2017-02-15 Vladimir Radosavljevic <Vladimir.Radosavljevic@imgtec.com>
PR gold/21111
* mips.cc (Mips_relocate_functions::relhigher): New method.
(Mips_relocate_functions::relhighest): Likewise.
(mips_get_size_for_reloc): Add support for relocs: R_MIPS_HIGHER and
R_MIPS_HIGHEST.
(Target_mips::Scan::local): Add support for relocs: R_MIPS_HIGHER,
R_MIPS_HIGHEST, R_MICROMIPS_HIGHER and R_MICROMIPS_HIGHEST.
(Target_mips::Scan::global): Likewise.
(Target_mips::Scan::get_reference_flags): Likewise.
(Target_mips::Relocate::relocate): Call static methods for resolving
HIGHER and HIGHEST relocations.
gold/
* x86_64.cc (Target_x86_64::do_can_check_for_function_pointers):
Return true even when building pie binaries.
(Target_x86_64::possible_function_pointer_reloc): Check opcode
for R_X86_64_PC32 relocations.
(Target_x86_64::local_reloc_may_be_function_pointer): Pass
extra arguments to local_reloc_may_be_function_pointer.

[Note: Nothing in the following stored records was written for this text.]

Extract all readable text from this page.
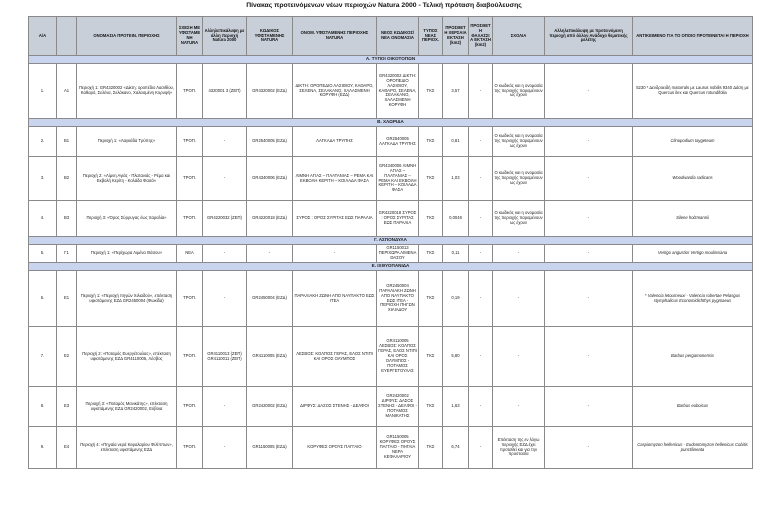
Πίνακας προτεινόμενων νέων περιοχών Natura 2000 - Τελική πρόταση διαβούλευσης
Α/Α		ΟΝΟΜΑΣΙΑ ΠΡΟΤΕΙΝ. ΠΕΡΙΟΧΗΣ	ΣΧΕΣΗ ΜΕ ΥΦΙΣΤΑΜΕΝΗ NATURA	Αλληλεπικάλυψη με άλλη περιοχή Natura 2000	ΚΩΔΙΚΟΣ ΥΦΙΣΤΑΜΕΝΗΣ NATURA	ΟΝΟΜ. ΥΦΙΣΤΑΜΕΝΗΣ ΠΕΡΙΟΧΗΣ NATURA	ΝΕΟΣ ΚΩΔΙΚΟΣ/ ΝΕΑ ΟΝΟΜΑΣΙΑ	ΤΥΠΟΣ ΝΕΑΣ ΠΕΡΙΟΧ.	ΠΡΟΣΘΕΤΗ ΧΕΡΣΑΙΑ ΕΚΤΑΣΗ (km2)	ΠΡΟΣΘΕΤΗ ΘΑΛΑΣΣΙΑ ΕΚΤΑΣΗ (km2)	ΣΧΟΛΙΑ	Αλληλεπικάλυψη με προτεινόμενη περιοχή από άλλον Ανάδοχο θεματικής μελέτης	ΑΝΤΙΚΕΙΜΕΝΟ ΓΙΑ ΤΟ ΟΠΟΙΟ ΠΡΟΤΕΙΝΕΤΑΙ Η ΠΕΡΙΟΧΗ
Α. ΤΥΠΟΙ ΟΙΚΟΤΟΠΩΝ													
1.	Α1	Περιοχή 1: GR4320002 «Δίκτη: οροπέδιο Λασιθίου, Καθαρό, Σελένα, Σελάκανο, Χαλασμένη Κορυφή»	ΤΡΟΠ.	4320001 3 (ΖΕΠ)	GR4320002 (ΕΖΔ)	ΔΙΚΤΗ: ΟΡΟΠΕΔΙΟ ΛΑΣΙΘΙΟΥ, ΚΑΘΑΡΟ, ΣΕΛΕΝΑ, ΣΕΛΑΚΑΝΟ, ΧΑΛΑΣΜΕΝΗ ΚΟΡΥΦΗ (ΕΖΔ)	GR4320002 ΔΙΚΤΗ: ΟΡΟΠΕΔΙΟ ΛΑΣΙΘΙΟΥ, ΚΑΘΑΡΟ, ΣΕΛΕΝΑ, ΣΕΛΑΚΑΝΟ, ΧΑΛΑΣΜΕΝΗ ΚΟΡΥΦΗ	ΤΚΣ	3,57	-	Ο κωδικός και η ονομασία της περιοχής παραμένουν ως έχουν	-	5230 * Δενδροειδή matorrals με Laurus nobilis 9340 Δάση με Quercus ilex και Quercus rotundifolia
Β. ΧΛΩΡΙΔΑ													
2.	Β1	Περιοχή 1: «Λαγκάδα Τρύπης»	ΤΡΟΠ.	-	GR2540005 (ΕΖΔ)	ΛΑΓΚΑΔΑ ΤΡΥΠΗΣ	GR2540005 ΛΑΓΚΑΔΑ ΤΡΥΠΗΣ	ΤΚΣ	0,81	-	Ο κωδικός και η ονομασία της περιοχής παραμένουν ως έχουν	-	Clinopodium taygeteum
3.	Β2	Περιοχή 2: «Λίμνη Αγιάς - Πλατανιάς - Ρέμα και Εκβολή Κερίτη - Κολάδα Φασά»	ΤΡΟΠ.	-	GR4340006 (ΕΖΔ)	ΛΙΜΝΗ ΑΓΙΑΣ – ΠΛΑΤΑΝΙΑΣ – ΡΕΜΑ ΚΑΙ ΕΚΒΟΛΗ ΚΕΡΙΤΗ – ΚΟΙΛΑΔΑ ΦΑΣΑ	GR4340006 ΛΙΜΝΗ ΑΓΙΑΣ – ΠΛΑΤΑΝΙΑΣ – ΡΕΜΑ ΚΑΙ ΕΚΒΟΛΗ ΚΕΡΙΤΗ – ΚΟΙΛΑΔΑ ΦΑΣΑ	ΤΚΣ	1,03	-	Ο κωδικός και η ονομασία της περιοχής παραμένουν ως έχουν	-	Woodwardia radicans
4.	Β3	Περιοχή 3: «Όρος Σύρρυγας έως παραλία»	ΤΡΟΠ.	GR4220032 (ΖΕΠ)	GR4220018 (ΕΖΔ)	ΣΥΡΟΣ : ΟΡΟΣ ΣΥΡΙΤΑΣ ΕΩΣ ΠΑΡΑΛΙΑ	GR4220018 ΣΥΡΟΣ : ΟΡΟΣ ΣΥΡΙΤΑΣ ΕΩΣ ΠΑΡΑΛΙΑ	ΤΚΣ	0,0046	-	Ο κωδικός και η ονομασία της περιοχής παραμένουν ως έχουν	-	Silene holzmannii
Γ. ΑΣΠΟΝΔΥΛΑ													
5.	Γ1	Περιοχή 1: «Περίχωρα Λιμένα Θάσου»	ΝΕΑ	-	-	-	GR1150013 ΠΕΡΙΧΩΡΑ ΛΙΜΕΝΑ ΘΑΣΟΥ	ΤΚΣ	0,11	-	-	-	Vertigo angustior Vertigo moulinsiana
Ε. ΙΧΘΥΟΠΑΝΙΔΑ													
6.	Ε1	Περιοχή 1: «Περιοχή πηγών Χιλιαδού», επέκταση υφιστάμενης ΕΖΔ GR2450004 (Φωκίδα)	ΤΡΟΠ.	-	GR2450004 (ΕΖΔ)	ΠΑΡΑΛΙΑΚΗ ΖΩΝΗ ΑΠΟ ΝΑΥΠΑΚΤΟ ΕΩΣ ΙΤΕΑ	GR2450004 ΠΑΡΑΛΙΑΚΗ ΖΩΝΗ ΑΠΟ ΝΑΥΠΑΚΤΟ ΕΩΣ ΙΤΕΑ - ΠΕΡΙΟΧΗ ΠΗΓΩΝ ΧΙΛΙΑΔΟΥ	ΤΚΣ	0,19	-	-	-	* Valencia letourneuxi - Valencia robertae Pelasgus stymphalicus Economidichthys pygmaeus
7.	Ε2	Περιοχή 2: «Ποταμός Ευεργέτουλας», επέκταση υφιστάμενης ΕΖΔ GR4110005, Λέσβος	ΤΡΟΠ.	GR4110013 (ΖΕΠ) GR4110011 (ΖΕΠ)	GR4110005 (ΕΖΔ)	ΛΕΣΒΟΣ: ΚΟΛΠΟΣ ΓΕΡΑΣ, ΕΛΟΣ ΝΤΙΠΙ ΚΑΙ ΟΡΟΣ ΟΛΥΜΠΟΣ	GR4110005 ΛΕΣΒΟΣ: ΚΟΛΠΟΣ ΓΕΡΑΣ, ΕΛΟΣ ΝΤΙΠΙ ΚΑΙ ΟΡΟΣ ΟΛΥΜΠΟΣ - ΠΟΤΑΜΟΣ ΕΥΕΡΓΕΤΟΥΛΑΣ	ΤΚΣ	5,80	-	-	-	Barbus pergamonensis
8.	Ε3	Περιοχή 3: «Ποταμός Μανικάτης», επέκταση υφιστάμενης ΕΖΔ GR2420002, Εύβοια	ΤΡΟΠ.	-	GR2420002 (ΕΖΔ)	ΔΙΡΦΥΣ: ΔΑΣΟΣ ΣΤΕΝΗΣ - ΔΕΛΦΟΙ	GR2420002 ΔΙΡΦΥΣ: ΔΑΣΟΣ ΣΤΕΝΗΣ - ΔΕΛΦΟΙ - ΠΟΤΑΜΟΣ ΜΑΝΙΚΑΤΗΣ	ΤΚΣ	1,63	-	-	-	Barbus euboicus
9.	Ε4	Περιοχή 4: «Πηγαία νερά Κεφαλαρίου Φιλίππων», επέκταση υφιστάμενης ΕΖΔ	ΤΡΟΠ.	-	GR1150005 (ΕΖΔ)	ΚΟΡΥΦΕΣ ΟΡΟΥΣ ΠΑΓΓΑΙΟ	GR1150005 ΚΟΡΥΦΕΣ ΟΡΟΥΣ ΠΑΓΓΑΙΟ - ΠΗΓΑΙΑ ΝΕΡΑ ΚΕΦΑΛΑΡΙΟΥ	ΤΚΣ	6,74	-	Επέκταση της εν λόγω περιοχής ΕΖΔ έχει προταθεί και για την προστασία	-	Caspiomyzon hellenicus - Eudontomyzon hellenicus Cobitis punctilineata
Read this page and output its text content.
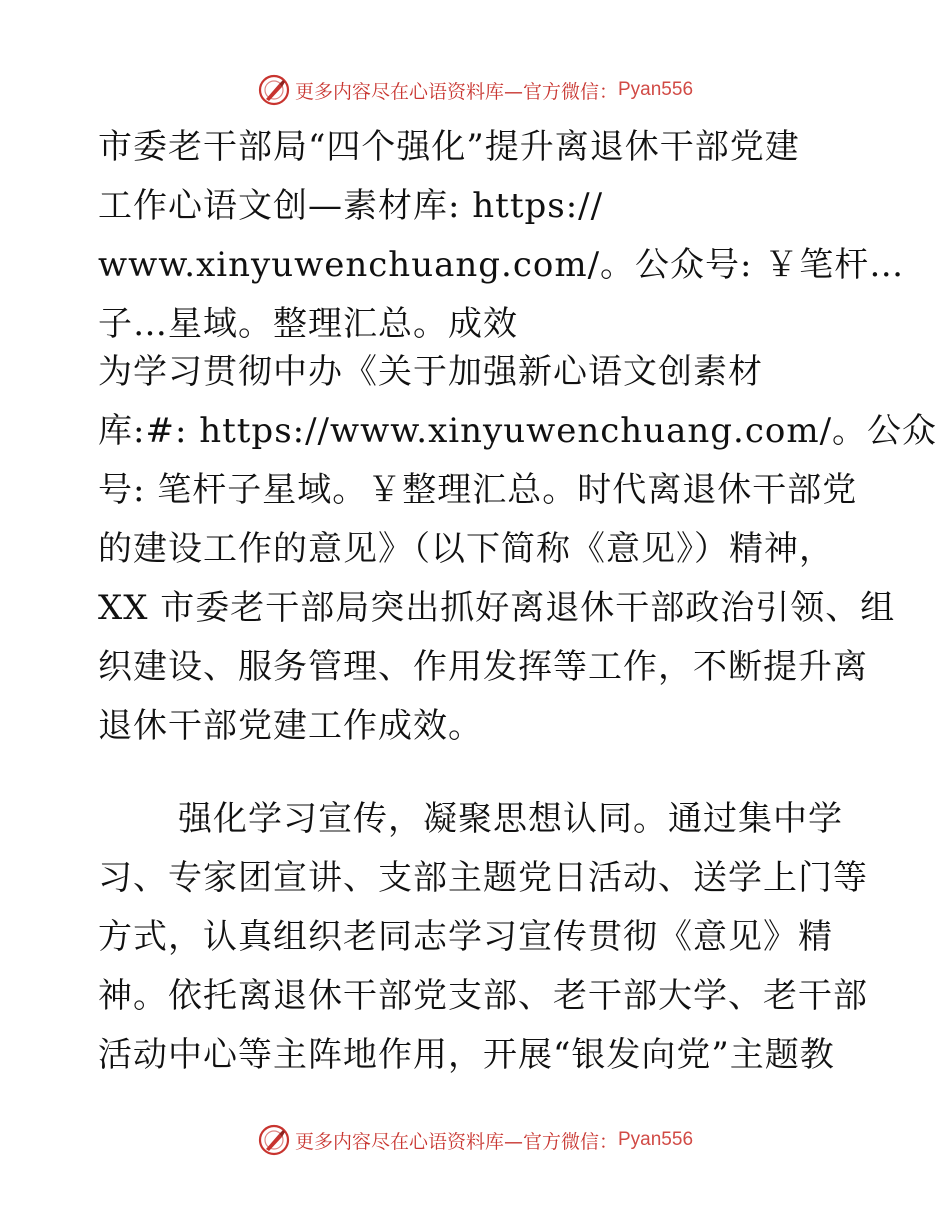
更多内容尽在心语资料库—官方微信： Pyan556
市委老干部局“四个强化”提升离退休干部党建
工作心语文创—素材库: https://
www.xinyuwenchuang.com/。公众号: ￥笔杆…
子…星域。整理汇总。成效
为学习贯彻中办《关于加强新心语文创素材
库:#: https://www.xinyuwenchuang.com/。公众
号: 笔杆子星域。￥整理汇总。时代离退休干部党
的建设工作的意见》（以下简称《意见》）精神，
XX 市委老干部局突出抓好离退休干部政治引领、组
织建设、服务管理、作用发挥等工作，不断提升离
退休干部党建工作成效。
强化学习宣传，凝聚思想认同。通过集中学
习、专家团宣讲、支部主题党日活动、送学上门等
方式，认真组织老同志学习宣传贯彻《意见》精
神。依托离退休干部党支部、老干部大学、老干部
活动中心等主阵地作用，开展“银发向党”主题教
更多内容尽在心语资料库—官方微信： Pyan556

(Target_x86_64::global_reloc_may_be_function_pointer): Likewise.
* gc.h (gc_process_relocs): Add check for STT_FUNC.
* testsuite/Makefile.am (icf_safe_pie_test): New test case.
* testsuite/Makefile.in: Regenerate.
* testsuite/icf_safe_pie_test.sh: New shell script.
gold/
* mips.cc (Mips_output_data_plt::rel_plt): Remove const from return
type.
(Target_mips::make_plt_entry): Make the sh_info field of .rel.plt
point to .plt.
gold/
PR gold/21054
* mips.cc (Mips_got_info::record_global_got_symbol): Don't add symbol
to the dynamic symbol table if it is forced to local visibility.
(Target_mips::do_finalize_sections): Don't add __RLD_MAP symbol to the
dynamic symbol table if it is forced to local visibility.